Long-term insurers resilient under severe stress, BMA finds
Bermuda’s long-term insurance sector remains strongly capitalised and highly resilient, even under a simulated global financial crisis, according to the Bermuda Monetary Authority’s latest market analysis and stress-testing report.
“The results of the GFC stress test demonstrated the Bermuda long-term reinsurance sector's strong ability to withstand severe economic challenges,” the BMA said in its Bermuda Long-term Insurance Market Analysis and Stress Testing Report.
The report shows that the sector continued to grow rapidly in 2024, with total assets rising 19.1 per cent to $1.52 trillion and gross written premiums increasing 17.8 per cent to $200.1 billion. Net income more than doubled to $26.3 billion, supported by higher interest rates and strong investment returns.

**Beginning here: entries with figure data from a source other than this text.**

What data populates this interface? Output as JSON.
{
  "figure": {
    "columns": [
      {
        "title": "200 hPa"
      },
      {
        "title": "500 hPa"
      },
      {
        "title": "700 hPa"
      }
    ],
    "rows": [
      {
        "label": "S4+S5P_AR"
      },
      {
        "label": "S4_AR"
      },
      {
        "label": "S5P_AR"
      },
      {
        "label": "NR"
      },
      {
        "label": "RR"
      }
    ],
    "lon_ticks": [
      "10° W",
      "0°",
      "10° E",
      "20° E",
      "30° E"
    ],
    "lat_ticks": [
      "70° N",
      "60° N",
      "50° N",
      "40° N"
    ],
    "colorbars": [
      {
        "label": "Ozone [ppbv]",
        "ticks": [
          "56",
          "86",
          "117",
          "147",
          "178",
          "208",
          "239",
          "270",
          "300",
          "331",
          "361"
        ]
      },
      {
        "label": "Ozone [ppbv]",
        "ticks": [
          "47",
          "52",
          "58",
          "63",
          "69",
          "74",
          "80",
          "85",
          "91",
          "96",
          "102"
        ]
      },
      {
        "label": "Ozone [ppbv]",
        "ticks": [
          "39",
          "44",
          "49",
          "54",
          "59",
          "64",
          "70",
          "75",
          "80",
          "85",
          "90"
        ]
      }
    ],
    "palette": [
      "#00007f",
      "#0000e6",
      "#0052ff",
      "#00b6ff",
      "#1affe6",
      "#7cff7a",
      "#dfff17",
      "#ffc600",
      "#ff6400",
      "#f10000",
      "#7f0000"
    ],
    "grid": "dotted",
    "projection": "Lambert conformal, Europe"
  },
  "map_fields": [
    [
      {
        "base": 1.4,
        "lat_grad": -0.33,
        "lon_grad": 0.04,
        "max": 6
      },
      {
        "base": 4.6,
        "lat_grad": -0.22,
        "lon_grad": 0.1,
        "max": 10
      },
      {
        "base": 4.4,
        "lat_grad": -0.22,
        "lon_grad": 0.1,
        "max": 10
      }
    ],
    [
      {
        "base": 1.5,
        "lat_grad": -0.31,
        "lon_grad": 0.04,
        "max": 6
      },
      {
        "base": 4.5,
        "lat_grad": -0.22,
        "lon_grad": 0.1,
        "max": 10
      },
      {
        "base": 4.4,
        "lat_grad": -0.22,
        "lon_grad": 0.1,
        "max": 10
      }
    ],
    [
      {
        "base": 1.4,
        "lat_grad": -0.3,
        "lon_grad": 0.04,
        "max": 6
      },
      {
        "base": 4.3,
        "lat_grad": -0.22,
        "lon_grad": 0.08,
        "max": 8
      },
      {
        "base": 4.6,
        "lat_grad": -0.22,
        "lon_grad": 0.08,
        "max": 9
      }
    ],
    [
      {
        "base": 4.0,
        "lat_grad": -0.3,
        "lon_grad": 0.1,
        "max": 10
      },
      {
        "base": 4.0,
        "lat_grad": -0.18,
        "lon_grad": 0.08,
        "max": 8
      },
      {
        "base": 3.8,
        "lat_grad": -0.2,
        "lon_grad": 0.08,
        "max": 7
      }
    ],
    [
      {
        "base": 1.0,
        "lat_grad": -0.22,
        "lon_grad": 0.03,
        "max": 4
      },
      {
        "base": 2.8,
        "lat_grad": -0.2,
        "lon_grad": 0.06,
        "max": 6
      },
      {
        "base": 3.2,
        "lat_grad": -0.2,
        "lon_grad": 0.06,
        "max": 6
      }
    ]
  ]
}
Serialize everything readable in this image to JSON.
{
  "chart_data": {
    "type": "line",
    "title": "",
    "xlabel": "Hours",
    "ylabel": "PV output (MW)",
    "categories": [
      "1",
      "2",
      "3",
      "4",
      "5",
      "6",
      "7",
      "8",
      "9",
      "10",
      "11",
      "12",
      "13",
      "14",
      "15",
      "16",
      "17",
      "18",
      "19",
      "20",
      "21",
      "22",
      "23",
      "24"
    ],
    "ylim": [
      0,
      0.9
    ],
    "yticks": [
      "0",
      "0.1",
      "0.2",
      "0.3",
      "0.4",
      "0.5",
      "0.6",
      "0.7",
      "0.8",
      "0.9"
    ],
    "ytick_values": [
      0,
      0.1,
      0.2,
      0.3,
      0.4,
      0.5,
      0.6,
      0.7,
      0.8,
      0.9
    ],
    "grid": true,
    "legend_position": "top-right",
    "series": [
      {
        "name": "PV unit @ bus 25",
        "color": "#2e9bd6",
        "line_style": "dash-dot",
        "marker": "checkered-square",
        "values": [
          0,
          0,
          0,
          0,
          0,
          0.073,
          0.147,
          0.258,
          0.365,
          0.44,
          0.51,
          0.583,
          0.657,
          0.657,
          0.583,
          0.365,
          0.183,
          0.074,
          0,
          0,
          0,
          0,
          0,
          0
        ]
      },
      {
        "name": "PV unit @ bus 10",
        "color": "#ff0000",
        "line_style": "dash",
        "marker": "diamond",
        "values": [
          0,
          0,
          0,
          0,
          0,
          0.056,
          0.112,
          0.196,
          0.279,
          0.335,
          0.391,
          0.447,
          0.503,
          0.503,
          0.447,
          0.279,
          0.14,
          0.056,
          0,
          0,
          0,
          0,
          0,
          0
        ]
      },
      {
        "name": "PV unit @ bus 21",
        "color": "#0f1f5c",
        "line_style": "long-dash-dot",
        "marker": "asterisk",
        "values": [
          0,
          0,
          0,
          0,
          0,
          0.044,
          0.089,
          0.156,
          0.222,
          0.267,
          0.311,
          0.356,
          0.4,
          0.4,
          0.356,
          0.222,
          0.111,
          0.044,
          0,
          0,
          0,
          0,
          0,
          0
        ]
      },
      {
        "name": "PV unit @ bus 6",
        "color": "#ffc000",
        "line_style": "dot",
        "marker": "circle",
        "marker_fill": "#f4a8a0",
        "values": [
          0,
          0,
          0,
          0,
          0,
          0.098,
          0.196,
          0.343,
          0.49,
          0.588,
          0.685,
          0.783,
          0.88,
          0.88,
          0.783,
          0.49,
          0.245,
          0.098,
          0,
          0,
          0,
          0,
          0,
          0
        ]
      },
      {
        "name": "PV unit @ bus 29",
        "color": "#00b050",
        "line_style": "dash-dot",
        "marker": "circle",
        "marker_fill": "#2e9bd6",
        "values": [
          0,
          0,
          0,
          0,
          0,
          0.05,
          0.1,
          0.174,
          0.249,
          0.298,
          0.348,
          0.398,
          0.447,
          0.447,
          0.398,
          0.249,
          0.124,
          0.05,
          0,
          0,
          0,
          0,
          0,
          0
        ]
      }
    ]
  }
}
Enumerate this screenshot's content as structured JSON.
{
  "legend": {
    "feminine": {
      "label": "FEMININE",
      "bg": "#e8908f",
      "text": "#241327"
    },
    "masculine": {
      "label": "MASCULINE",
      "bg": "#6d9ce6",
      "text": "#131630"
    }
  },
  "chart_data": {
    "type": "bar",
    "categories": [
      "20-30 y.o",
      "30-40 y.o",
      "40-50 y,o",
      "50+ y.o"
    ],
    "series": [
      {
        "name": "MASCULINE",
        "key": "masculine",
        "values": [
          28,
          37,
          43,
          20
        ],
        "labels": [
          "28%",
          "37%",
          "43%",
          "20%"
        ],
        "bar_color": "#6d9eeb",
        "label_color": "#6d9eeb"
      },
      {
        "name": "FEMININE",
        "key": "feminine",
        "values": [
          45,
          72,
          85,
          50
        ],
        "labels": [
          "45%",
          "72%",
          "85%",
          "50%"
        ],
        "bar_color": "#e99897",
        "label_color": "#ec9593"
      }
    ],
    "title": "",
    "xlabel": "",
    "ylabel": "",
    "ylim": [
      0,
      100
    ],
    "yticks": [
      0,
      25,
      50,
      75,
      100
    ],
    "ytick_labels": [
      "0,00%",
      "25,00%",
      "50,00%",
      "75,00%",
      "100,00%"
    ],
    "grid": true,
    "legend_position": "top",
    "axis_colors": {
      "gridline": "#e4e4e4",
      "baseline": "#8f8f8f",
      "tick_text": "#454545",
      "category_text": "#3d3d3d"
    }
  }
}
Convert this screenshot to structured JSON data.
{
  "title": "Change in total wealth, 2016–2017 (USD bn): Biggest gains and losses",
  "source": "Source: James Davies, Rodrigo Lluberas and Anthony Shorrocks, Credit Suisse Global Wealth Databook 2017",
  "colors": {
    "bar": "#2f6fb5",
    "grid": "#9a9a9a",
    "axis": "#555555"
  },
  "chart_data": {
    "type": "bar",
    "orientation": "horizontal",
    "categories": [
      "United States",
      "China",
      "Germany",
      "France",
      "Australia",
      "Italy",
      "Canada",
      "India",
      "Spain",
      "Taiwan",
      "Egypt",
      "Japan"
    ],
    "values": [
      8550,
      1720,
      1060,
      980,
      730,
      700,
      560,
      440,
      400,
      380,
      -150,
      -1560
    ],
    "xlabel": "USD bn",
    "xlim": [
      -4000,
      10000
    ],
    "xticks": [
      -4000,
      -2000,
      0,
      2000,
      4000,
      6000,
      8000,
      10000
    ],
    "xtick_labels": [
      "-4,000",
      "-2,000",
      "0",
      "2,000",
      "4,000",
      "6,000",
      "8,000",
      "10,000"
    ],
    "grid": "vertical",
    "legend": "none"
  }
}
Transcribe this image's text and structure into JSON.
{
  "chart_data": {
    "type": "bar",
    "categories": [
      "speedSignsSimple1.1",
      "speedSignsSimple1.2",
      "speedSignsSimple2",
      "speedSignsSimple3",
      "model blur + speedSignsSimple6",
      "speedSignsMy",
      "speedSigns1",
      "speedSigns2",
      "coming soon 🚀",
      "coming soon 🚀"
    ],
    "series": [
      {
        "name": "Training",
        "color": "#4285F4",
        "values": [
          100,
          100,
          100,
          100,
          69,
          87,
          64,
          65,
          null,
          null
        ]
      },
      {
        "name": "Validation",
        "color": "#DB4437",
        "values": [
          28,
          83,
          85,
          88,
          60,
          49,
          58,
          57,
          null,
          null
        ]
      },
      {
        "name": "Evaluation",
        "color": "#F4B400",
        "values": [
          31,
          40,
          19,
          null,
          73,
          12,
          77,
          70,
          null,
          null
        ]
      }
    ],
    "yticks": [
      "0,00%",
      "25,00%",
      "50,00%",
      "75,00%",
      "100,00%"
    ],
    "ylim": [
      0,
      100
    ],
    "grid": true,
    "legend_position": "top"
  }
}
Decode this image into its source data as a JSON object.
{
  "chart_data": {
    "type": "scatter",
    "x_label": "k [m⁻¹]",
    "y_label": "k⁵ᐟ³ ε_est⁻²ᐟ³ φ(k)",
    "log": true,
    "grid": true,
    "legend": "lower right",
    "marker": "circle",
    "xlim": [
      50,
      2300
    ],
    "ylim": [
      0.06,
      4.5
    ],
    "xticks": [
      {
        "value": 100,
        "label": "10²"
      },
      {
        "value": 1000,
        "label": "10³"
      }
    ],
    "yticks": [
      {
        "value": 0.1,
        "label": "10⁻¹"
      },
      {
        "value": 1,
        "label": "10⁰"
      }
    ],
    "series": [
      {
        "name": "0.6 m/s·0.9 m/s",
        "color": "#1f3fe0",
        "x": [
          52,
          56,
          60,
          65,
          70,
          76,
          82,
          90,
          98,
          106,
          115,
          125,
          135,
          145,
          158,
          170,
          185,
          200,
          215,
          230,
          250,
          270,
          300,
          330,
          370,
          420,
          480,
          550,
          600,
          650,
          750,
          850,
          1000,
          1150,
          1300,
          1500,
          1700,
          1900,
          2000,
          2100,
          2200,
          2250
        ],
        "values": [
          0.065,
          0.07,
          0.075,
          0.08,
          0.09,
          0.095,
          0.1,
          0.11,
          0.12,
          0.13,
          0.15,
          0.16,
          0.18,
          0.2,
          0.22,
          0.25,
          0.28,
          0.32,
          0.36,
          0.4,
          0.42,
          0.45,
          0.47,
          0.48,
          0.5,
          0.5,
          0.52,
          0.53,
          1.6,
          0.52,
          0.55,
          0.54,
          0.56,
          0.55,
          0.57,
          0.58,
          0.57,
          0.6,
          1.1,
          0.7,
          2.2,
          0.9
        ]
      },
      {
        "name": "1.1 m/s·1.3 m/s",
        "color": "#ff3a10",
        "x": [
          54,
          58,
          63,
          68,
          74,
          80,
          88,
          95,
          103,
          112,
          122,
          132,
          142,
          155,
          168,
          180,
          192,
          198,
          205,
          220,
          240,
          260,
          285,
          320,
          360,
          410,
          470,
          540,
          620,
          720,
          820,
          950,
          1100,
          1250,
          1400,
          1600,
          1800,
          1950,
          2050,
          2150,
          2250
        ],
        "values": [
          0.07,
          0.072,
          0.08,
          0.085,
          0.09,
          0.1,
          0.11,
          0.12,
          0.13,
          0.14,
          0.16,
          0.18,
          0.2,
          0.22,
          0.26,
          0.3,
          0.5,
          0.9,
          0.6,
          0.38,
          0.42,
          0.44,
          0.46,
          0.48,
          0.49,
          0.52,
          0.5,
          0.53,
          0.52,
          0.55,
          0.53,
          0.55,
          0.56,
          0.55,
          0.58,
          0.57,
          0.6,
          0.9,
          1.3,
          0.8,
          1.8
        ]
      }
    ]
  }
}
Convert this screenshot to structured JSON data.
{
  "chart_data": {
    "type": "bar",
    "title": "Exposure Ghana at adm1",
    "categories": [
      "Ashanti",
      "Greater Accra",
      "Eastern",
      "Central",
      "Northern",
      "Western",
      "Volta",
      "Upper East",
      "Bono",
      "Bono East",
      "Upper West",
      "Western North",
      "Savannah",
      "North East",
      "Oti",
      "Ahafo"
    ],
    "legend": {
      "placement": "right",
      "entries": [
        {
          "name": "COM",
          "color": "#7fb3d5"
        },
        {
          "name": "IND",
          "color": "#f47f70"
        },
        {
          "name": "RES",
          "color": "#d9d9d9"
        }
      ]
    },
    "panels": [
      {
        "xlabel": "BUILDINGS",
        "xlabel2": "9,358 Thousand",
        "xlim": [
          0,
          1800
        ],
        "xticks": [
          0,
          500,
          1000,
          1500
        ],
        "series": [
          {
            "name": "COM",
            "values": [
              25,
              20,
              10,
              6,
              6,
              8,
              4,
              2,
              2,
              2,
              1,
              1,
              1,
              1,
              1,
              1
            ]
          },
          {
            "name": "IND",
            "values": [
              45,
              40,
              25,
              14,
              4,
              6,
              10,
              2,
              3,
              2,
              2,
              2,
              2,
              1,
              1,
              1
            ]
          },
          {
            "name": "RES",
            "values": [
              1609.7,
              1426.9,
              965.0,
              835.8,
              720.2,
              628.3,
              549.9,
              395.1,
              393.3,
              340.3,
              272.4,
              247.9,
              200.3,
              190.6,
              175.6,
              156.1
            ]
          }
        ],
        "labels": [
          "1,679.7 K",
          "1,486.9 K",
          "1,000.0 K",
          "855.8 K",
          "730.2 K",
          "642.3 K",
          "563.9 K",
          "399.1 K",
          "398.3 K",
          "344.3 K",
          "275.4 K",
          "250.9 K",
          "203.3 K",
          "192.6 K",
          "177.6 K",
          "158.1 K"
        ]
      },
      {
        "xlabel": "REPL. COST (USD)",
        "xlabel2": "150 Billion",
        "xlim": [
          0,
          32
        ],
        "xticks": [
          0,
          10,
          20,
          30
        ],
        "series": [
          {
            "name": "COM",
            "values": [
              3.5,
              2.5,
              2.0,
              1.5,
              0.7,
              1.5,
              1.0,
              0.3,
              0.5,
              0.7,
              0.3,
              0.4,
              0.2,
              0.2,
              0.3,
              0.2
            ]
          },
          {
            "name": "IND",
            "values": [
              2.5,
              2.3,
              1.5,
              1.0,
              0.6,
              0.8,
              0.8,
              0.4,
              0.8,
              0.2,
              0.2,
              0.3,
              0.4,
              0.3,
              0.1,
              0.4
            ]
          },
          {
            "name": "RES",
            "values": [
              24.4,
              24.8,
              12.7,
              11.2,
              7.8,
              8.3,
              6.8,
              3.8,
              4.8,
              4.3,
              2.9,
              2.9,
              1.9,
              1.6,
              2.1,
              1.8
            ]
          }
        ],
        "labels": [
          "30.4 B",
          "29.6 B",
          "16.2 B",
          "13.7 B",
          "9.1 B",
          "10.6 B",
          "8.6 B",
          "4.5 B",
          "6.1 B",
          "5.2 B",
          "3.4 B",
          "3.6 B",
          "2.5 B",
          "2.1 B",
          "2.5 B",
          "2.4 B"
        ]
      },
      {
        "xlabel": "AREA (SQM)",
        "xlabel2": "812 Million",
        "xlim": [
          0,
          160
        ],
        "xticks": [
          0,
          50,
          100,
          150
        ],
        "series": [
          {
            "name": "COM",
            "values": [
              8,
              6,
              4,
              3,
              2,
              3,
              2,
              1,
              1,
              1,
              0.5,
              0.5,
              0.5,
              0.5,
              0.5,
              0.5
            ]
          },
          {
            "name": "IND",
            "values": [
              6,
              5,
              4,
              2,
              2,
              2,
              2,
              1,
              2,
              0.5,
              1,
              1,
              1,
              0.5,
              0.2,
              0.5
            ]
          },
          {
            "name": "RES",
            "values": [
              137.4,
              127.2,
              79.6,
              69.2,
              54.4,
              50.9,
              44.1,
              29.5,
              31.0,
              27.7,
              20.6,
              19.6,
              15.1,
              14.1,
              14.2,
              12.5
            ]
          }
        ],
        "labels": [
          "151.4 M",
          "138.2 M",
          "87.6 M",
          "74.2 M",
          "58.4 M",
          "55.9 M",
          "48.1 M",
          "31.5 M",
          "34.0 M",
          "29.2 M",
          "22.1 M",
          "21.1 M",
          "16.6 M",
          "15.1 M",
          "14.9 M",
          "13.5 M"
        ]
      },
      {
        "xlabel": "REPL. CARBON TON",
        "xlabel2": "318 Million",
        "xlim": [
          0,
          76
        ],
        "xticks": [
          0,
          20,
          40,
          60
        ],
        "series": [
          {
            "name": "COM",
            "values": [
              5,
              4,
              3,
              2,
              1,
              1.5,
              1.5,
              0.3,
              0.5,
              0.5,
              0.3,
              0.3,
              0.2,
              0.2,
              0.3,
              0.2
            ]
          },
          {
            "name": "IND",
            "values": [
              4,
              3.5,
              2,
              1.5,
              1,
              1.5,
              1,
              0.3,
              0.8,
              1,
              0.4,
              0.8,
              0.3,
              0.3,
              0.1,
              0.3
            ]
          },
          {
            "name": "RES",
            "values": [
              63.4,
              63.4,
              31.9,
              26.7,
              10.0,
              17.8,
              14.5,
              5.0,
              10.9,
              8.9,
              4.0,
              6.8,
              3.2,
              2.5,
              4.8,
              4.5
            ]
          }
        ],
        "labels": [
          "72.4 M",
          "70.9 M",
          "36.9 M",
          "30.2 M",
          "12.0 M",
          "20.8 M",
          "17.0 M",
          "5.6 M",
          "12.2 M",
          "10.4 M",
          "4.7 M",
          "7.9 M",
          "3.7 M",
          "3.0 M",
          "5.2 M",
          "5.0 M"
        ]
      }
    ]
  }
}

Despite that expansion, regulators said capital buffers remained well above required levels.
“Most insurers maintain capital levels well above regulatory requirements, even under severe stress conditions,” the BMA said.
The authority tested insurers against a range of severe but plausible market shocks, including sharp equity declines, widening credit spreads and a scenario calibrated to replicate the 2008 global financial crisis. The vast majority of firms remained above minimum solvency thresholds, even after absorbing the simulated losses.
Liquidity was also a key strength across the sector, with insurers holding a large share of assets in cash and highly rated bonds.
“Bermuda long-term insurers continue to maintain a substantial portion of their assets in liquid forms,” the BMA said.
The report found that the median liquidity coverage ratio stood far above the regulatory minimum, meaning firms would be able to meet policyholder obligations even under severe stress scenarios.
While the overall picture was resilient, the BMA said that it continued to monitor credit risk and recovery planning at individual firms.